2) the interplay betwen individual preferences and broader structures. His research seems to focus on structures but it would be interesting to study also models and platforms that want to empower the individual user like Bluesky. He appears to believe that individuals are structurally overdetermined. Also, there is a distinctly European trust in the state and the legitimacy of the state structure over, say, the social media structure – but this is not guaranteed in many places of the world. In addition, the form of social media is changing. Twitter is not so dominant anymore, whereas the forms of substack and podcasts are on the rise. So the platform model as well might soon be superceded from another structural form – and this shift in structural dynamics could also be studied. Networks come in many shapes – a big advantage over fixed geographical borders.

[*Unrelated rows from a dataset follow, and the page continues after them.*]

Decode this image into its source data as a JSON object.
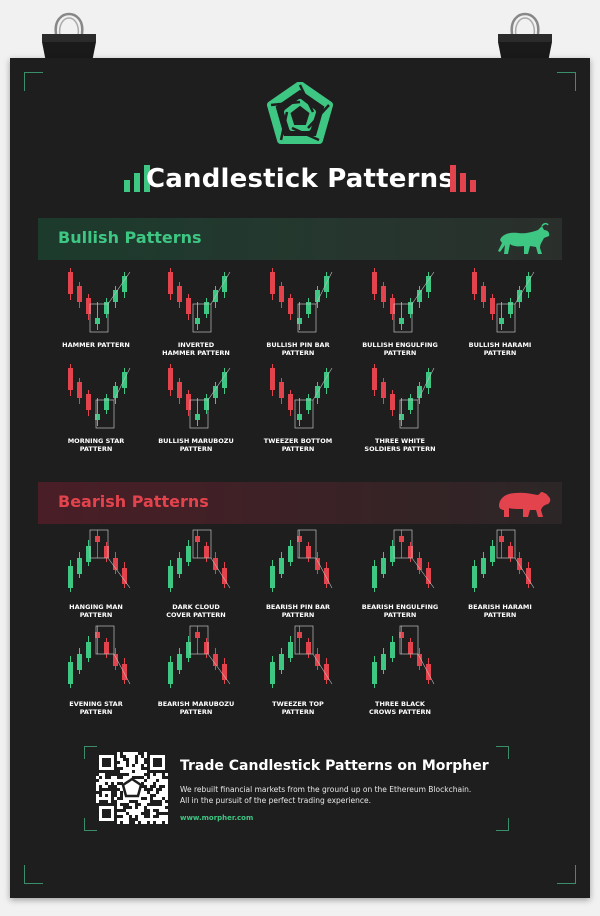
{
  "title": "Candlestick Patterns",
  "colors": {
    "bull": "#3ec683",
    "bear": "#e3434d",
    "background": "#1e1e1e",
    "text": "#ffffff"
  },
  "icons": [
    "logo-icon",
    "bull-icon",
    "bear-icon",
    "bars-up-icon",
    "bars-down-icon",
    "qr-code-icon",
    "binder-clip-icon"
  ],
  "bullish": {
    "heading": "Bullish Patterns",
    "patterns": [
      {
        "name": "HAMMER PATTERN",
        "lines": [
          "HAMMER PATTERN"
        ]
      },
      {
        "name": "INVERTED HAMMER PATTERN",
        "lines": [
          "INVERTED",
          "HAMMER PATTERN"
        ]
      },
      {
        "name": "BULLISH PIN BAR PATTERN",
        "lines": [
          "BULLISH PIN BAR",
          "PATTERN"
        ]
      },
      {
        "name": "BULLISH ENGULFING PATTERN",
        "lines": [
          "BULLISH ENGULFING",
          "PATTERN"
        ]
      },
      {
        "name": "BULLISH HARAMI PATTERN",
        "lines": [
          "BULLISH HARAMI",
          "PATTERN"
        ]
      },
      {
        "name": "MORNING STAR PATTERN",
        "lines": [
          "MORNING STAR",
          "PATTERN"
        ]
      },
      {
        "name": "BULLISH MARUBOZU PATTERN",
        "lines": [
          "BULLISH MARUBOZU",
          "PATTERN"
        ]
      },
      {
        "name": "TWEEZER BOTTOM PATTERN",
        "lines": [
          "TWEEZER BOTTOM",
          "PATTERN"
        ]
      },
      {
        "name": "THREE WHITE SOLDIERS PATTERN",
        "lines": [
          "THREE WHITE",
          "SOLDIERS PATTERN"
        ]
      }
    ]
  },
  "bearish": {
    "heading": "Bearish Patterns",
    "patterns": [
      {
        "name": "HANGING MAN PATTERN",
        "lines": [
          "HANGING MAN",
          "PATTERN"
        ]
      },
      {
        "name": "DARK CLOUD COVER PATTERN",
        "lines": [
          "DARK CLOUD",
          "COVER PATTERN"
        ]
      },
      {
        "name": "BEARISH PIN BAR PATTERN",
        "lines": [
          "BEARISH PIN BAR",
          "PATTERN"
        ]
      },
      {
        "name": "BEARISH ENGULFING PATTERN",
        "lines": [
          "BEARISH ENGULFING",
          "PATTERN"
        ]
      },
      {
        "name": "BEARISH HARAMI PATTERN",
        "lines": [
          "BEARISH HARAMI",
          "PATTERN"
        ]
      },
      {
        "name": "EVENING STAR PATTERN",
        "lines": [
          "EVENING STAR",
          "PATTERN"
        ]
      },
      {
        "name": "BEARISH MARUBOZU PATTERN",
        "lines": [
          "BEARISH MARUBOZU",
          "PATTERN"
        ]
      },
      {
        "name": "TWEEZER TOP PATTERN",
        "lines": [
          "TWEEZER TOP",
          "PATTERN"
        ]
      },
      {
        "name": "THREE BLACK CROWS PATTERN",
        "lines": [
          "THREE BLACK",
          "CROWS PATTERN"
        ]
      }
    ]
  },
  "footer": {
    "title": "Trade Candlestick Patterns on Morpher",
    "desc1": "We rebuilt financial markets from the ground up on the Ethereum Blockchain.",
    "desc2": "All in the pursuit of the perfect trading experience.",
    "url": "www.morpher.com"
  }
}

3) about the exposure to a wide spectrum of ideas and relation of those ideas to certain values and human rights. It is true that the benefits to being exposed to counter-arguments are indeed valuable (I certainly support JS Mill here). But there are also times that there are certain red lines, e.g, the growing population of Islam in Europe and their views on the position of women. I am sorry to say that I would be in no mood to be exposed to views about having lots of children from age 19, etc. This may sound trivial – but sometimes it is just such simple things like this, that people don’t want to revisit old debates.
It is also a certain European tendency about nostalgia and that the good things are to be found in the past, and in the naive early days of every beginning – as he refers to the internet of the 1990s. However, I think we underestimate the significance of the amount of information we have today, and the access to it. A simple example would be how easy you can search now for a study program and get information about the courses, professors, people you would study with. A tinge of optimism and positivity of our present moment might achieve way more.
And then there is this juxtaposition between groups and broader society? But what is the level of this broader society? National? Nationalism can also be seen as a “group polarization” during world wars.
There is still a lot of value in social media – and how you can find people that you share interests across the globe, exchange, expand your knowledge and perspectives – but sure enough, you cannot do that with everyone.